Sunday, February 15, 2015

The Ultimate Seeding Table

For today’s post, I thought I would share my latest project: the ultimate (for me anyway) growing/seeding table!
Front view
For some time I’ve been toying with the idea of a all-encompassing grow table for seedlings, winter herbs, and the citrus trees when they come in for the winter. Of course, my preference would be to put the citrus trees in a nice south-facing window, but in our current apartment we are in a bit of a predicament when it comes to that. We have many windows (and it is nice and airy and bright in here) but the vast majority of them face north, west, or east. The only south facing windows we have are in the kitchen, bedroom, and one small window in the current growing room.
Side view
So I needed a table that could accommodate not just seedlings, but also large plants, cuttings, and other over-wintered plants. It also needed to be somewhat tall so that I could store things underneath it, and it also needed a strong shelf above for additional storage. My thought was to take the table’s footprint and essentially triple dip: storage underneath, the table surface with adjustable lights, and a nice strong shelf for storage above.
Corner view

Here’s what I came up with. The footprint of the table is 55x50, so it’s large. I purposely over-built it, because I also home brew and all of my empty glass bottles are stored on the top shelf, so it needed to be quite strong. I wanted to have around 30 inches of space under the table for storage so that we could store large items underneath and out of sight. The table height is also a comfortable height for access.

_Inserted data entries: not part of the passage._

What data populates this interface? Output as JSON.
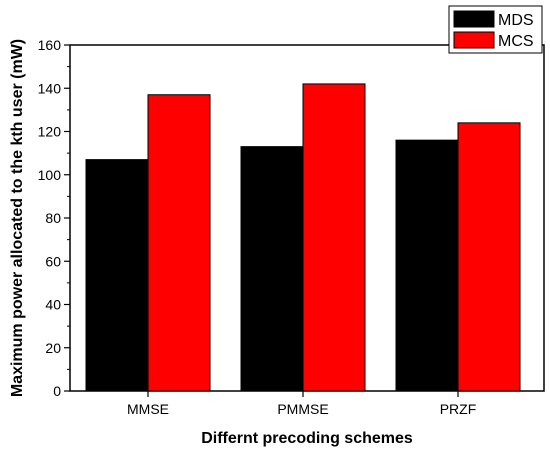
{
  "chart_data": {
    "type": "bar",
    "categories": [
      "MMSE",
      "PMMSE",
      "PRZF"
    ],
    "series": [
      {
        "name": "MDS",
        "values": [
          107,
          113,
          116
        ],
        "color": "#000000"
      },
      {
        "name": "MCS",
        "values": [
          137,
          142,
          124
        ],
        "color": "#ff0000"
      }
    ],
    "title": "",
    "xlabel": "Differnt precoding schemes",
    "ylabel": "Maximum power allocated to the kth user (mW)",
    "ylim": [
      0,
      160
    ],
    "yticks": [
      0,
      20,
      40,
      60,
      80,
      100,
      120,
      140,
      160
    ],
    "grid": false,
    "legend_position": "top-right"
  }
}
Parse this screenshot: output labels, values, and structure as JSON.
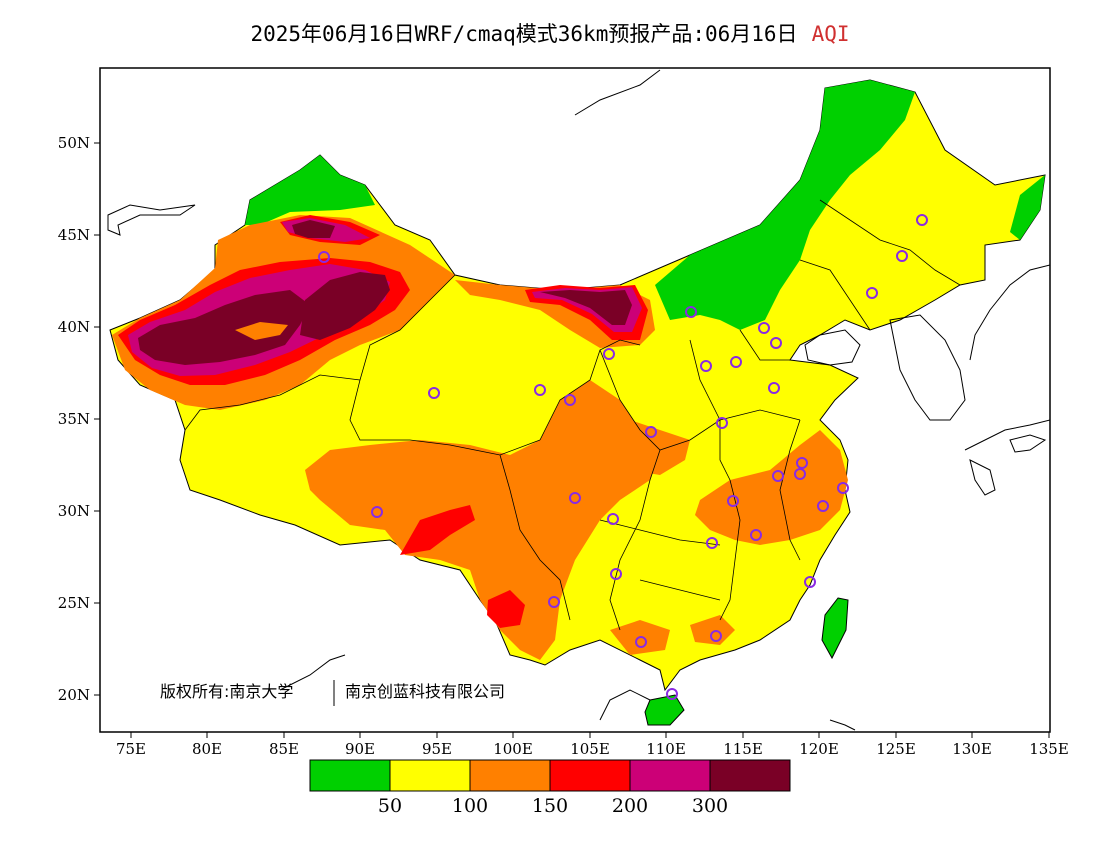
{
  "title": {
    "text": "2025年06月16日WRF/cmaq模式36km预报产品:06月16日",
    "variable": "AQI"
  },
  "axes": {
    "x_ticks": [
      "75E",
      "80E",
      "85E",
      "90E",
      "95E",
      "100E",
      "105E",
      "110E",
      "115E",
      "120E",
      "125E",
      "130E",
      "135E"
    ],
    "y_ticks": [
      "50N",
      "45N",
      "40N",
      "35N",
      "30N",
      "25N",
      "20N"
    ]
  },
  "legend": {
    "colors": [
      "#00d000",
      "#ffff00",
      "#ff8000",
      "#ff0000",
      "#cc0077",
      "#7a0026"
    ],
    "thresholds": [
      "50",
      "100",
      "150",
      "200",
      "300"
    ]
  },
  "credit": {
    "part1": "版权所有:南京大学",
    "part2": "南京创蓝科技有限公司"
  },
  "colors": {
    "good": "#00d000",
    "moderate": "#ffff00",
    "sensitive": "#ff8000",
    "unhealthy": "#ff0000",
    "very_unhealthy": "#cc0077",
    "hazardous": "#7a0026",
    "station": "#8a2be2",
    "title_variable": "#d03030"
  },
  "stations_label": "monitoring-station-markers"
}
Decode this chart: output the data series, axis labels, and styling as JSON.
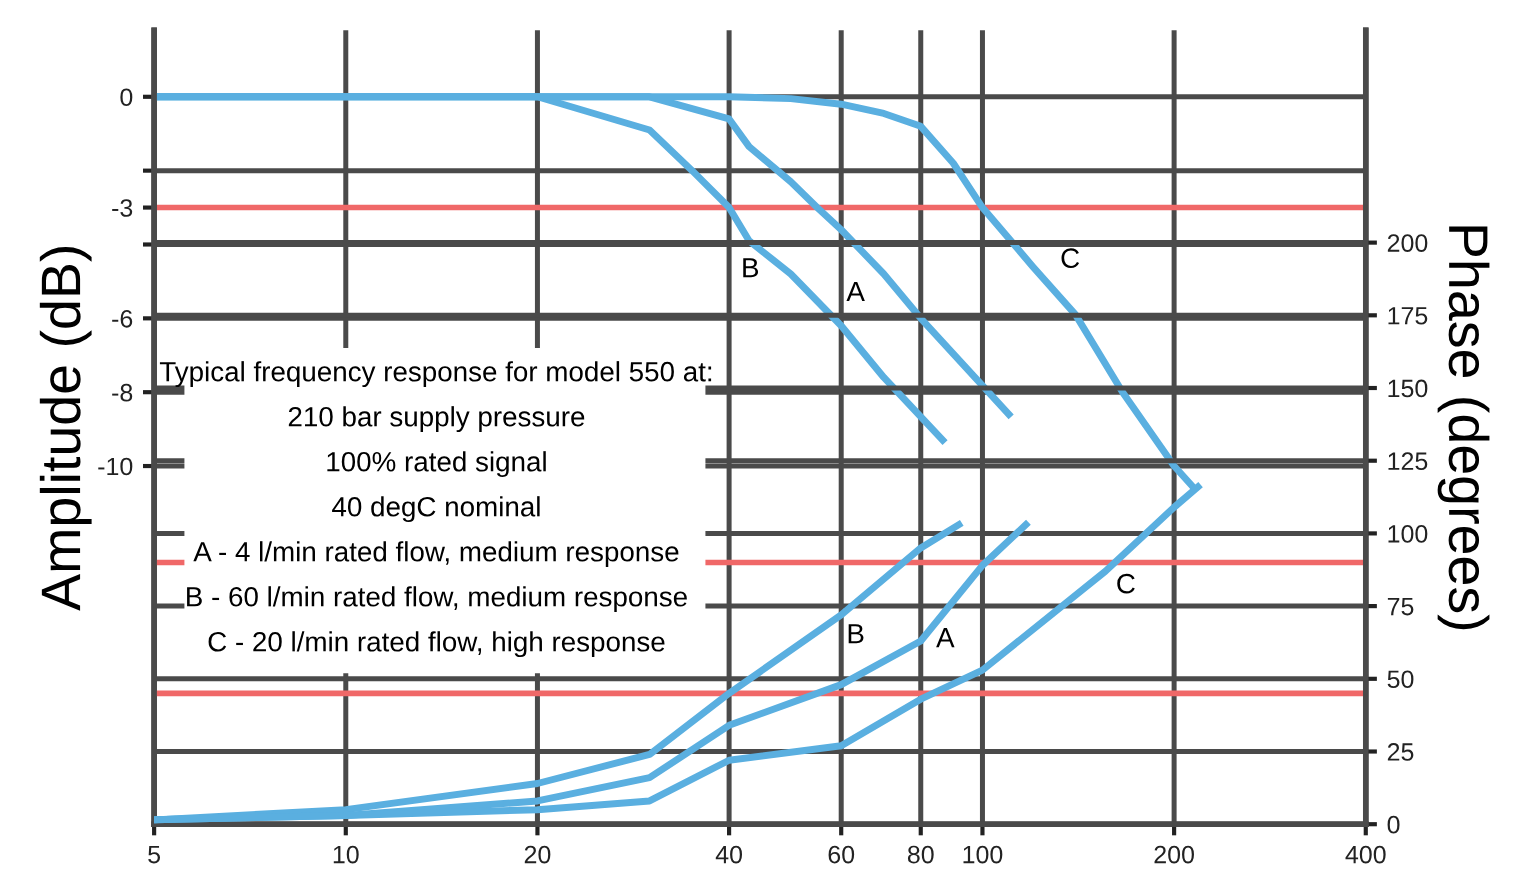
{
  "chart_data": {
    "type": "line",
    "xlabel": null,
    "ylabel": "Amplitude (dB)",
    "y2label": "Phase (degrees)",
    "log": "x",
    "xlim": [
      5,
      400
    ],
    "xticks": [
      5,
      10,
      20,
      40,
      60,
      80,
      100,
      200,
      400
    ],
    "ylim": [
      -19.7,
      1.8
    ],
    "yticks": [
      0,
      {
        "value": -2,
        "label": null
      },
      -3,
      {
        "value": -4,
        "label": null
      },
      -6,
      -8,
      -10
    ],
    "y2lim": [
      0,
      273
    ],
    "y2ticks": [
      0,
      25,
      50,
      75,
      100,
      125,
      150,
      175,
      200
    ],
    "grid": true,
    "series": [
      {
        "axis": "y",
        "color": "#5aafe0",
        "x": [
          5,
          20,
          30,
          35,
          40,
          43,
          50,
          60,
          70,
          86.6
        ],
        "values": [
          0,
          0,
          -0.9,
          -2,
          -3,
          -3.9,
          -4.8,
          -6.2,
          -7.6,
          -9.3
        ]
      },
      {
        "axis": "y",
        "color": "#5aafe0",
        "x": [
          5,
          30,
          40,
          43,
          50,
          55,
          60,
          70,
          80,
          95,
          110
        ],
        "values": [
          0,
          0,
          -0.6,
          -1.35,
          -2.3,
          -3,
          -3.6,
          -4.8,
          -6,
          -7.4,
          -8.6
        ]
      },
      {
        "axis": "y",
        "color": "#5aafe0",
        "x": [
          5,
          40,
          50,
          60,
          70,
          80,
          90,
          100,
          120,
          140,
          166,
          200,
          215
        ],
        "values": [
          0,
          0,
          -0.05,
          -0.2,
          -0.45,
          -0.8,
          -1.8,
          -3,
          -4.6,
          -5.9,
          -8,
          -10,
          -10.6
        ]
      },
      {
        "axis": "y2",
        "color": "#5aafe0",
        "x": [
          5,
          10,
          20,
          30,
          40,
          60,
          80,
          91.8
        ],
        "values": [
          1.5,
          5,
          14,
          24,
          45,
          72,
          95,
          103
        ]
      },
      {
        "axis": "y2",
        "color": "#5aafe0",
        "x": [
          5,
          10,
          20,
          30,
          40,
          60,
          80,
          100,
          117
        ],
        "values": [
          1.5,
          3,
          8,
          16,
          34,
          48,
          63,
          89,
          103
        ]
      },
      {
        "axis": "y2",
        "color": "#5aafe0",
        "x": [
          5,
          10,
          20,
          30,
          40,
          60,
          80,
          100,
          156,
          200,
          218
        ],
        "values": [
          1.5,
          3,
          5,
          8,
          22,
          27,
          43,
          53,
          87,
          109,
          116
        ]
      }
    ],
    "ref_lines": [
      {
        "axis": "y",
        "value": -3,
        "color": "#f06868"
      },
      {
        "axis": "y2",
        "value": 90,
        "color": "#f06868"
      },
      {
        "axis": "y2",
        "value": 45,
        "color": "#f06868"
      }
    ],
    "annotations": [
      "Typical frequency response for model 550 at:",
      "210 bar supply pressure",
      "100% rated signal",
      "40 degC nominal",
      "A - 4 l/min rated flow, medium response",
      "B - 60 l/min rated flow, medium response",
      "C - 20 l/min rated flow, high response",
      "B",
      "A",
      "C",
      "B",
      "A",
      "C"
    ]
  }
}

Since we live in an apartment and have moved several times, I also wanted to make it both future proof and easy to disassemble and reassemble. By “future proof” I mean that it would be designed to fit in a place with a lower ceiling and that it would fit nicely in a corner. Right now we are lucky to live in a place with pretty high ceilings, but that hasn’t always been the case. The lowest ceiling height we ever had was 7.5 ft, which is 90 inches. That’s how I arrived at the self height of 70 inches. That would allow 20 inches of clearance for the empty bottles even in that scenario, which is plenty. To make it easy to take apart and reassemble I put block underneath each rail so that they could be set in place, clamped, and then attached quickly and easily.

Don't can trust me...
Here’s another consideration: I wanted to cat-proof it. As anyone with cats knows, you’re more making something cat resistant than cat-proof! Our two cats seem to share in my love for the garden, although their way of showing it involves chewing on and/or stepping on the seedlings. To accomplish this I toyed with many different ideas, but there was always a double-edged sword involved: anything that made it harder for the cats to get onto the table would also make it harder for me to access the table. I wanted to do just enough to stop them from getting on the table and still allow for ease of access when I watered or checked on the plants.  

Table with panels installed (the screen is hard to see)
Since we had some old scraps of screen left over I decided to construct 2 removable screen panels that would block the sides that were open to the room (the other two are against walls in the corner of the room).
So far, it has worked well. Of course, it is physically possible for the cats to jump from their nearby cat tree over the panels, but I think the panels are just high enough that they don’t feel secure doing that. The table has been up for about 6 weeks now and so far they have never been able to get on it (and every time I water the plants they go crazy and try to find ways up).  I would have made the panels higher, but the screen scraps were only a certain height, and I was afraid of having a seam that the cats could either get through or get stuck in somehow.
The panels hook in place at each end for easy and quick removal
Today it is -7 outside, so I am going to start some seeds! I’m behind (calendar-wise) where I wanted to be, especially for the eggplants and peppers. However, look for a post this week about my experiment in getting peppers to germinate faster! I began this experiment last week on 6 types of peppers, and this afternoon (about 5 days later) it looks like I will be able to plant all 6 types of seeds as they all have small taproots!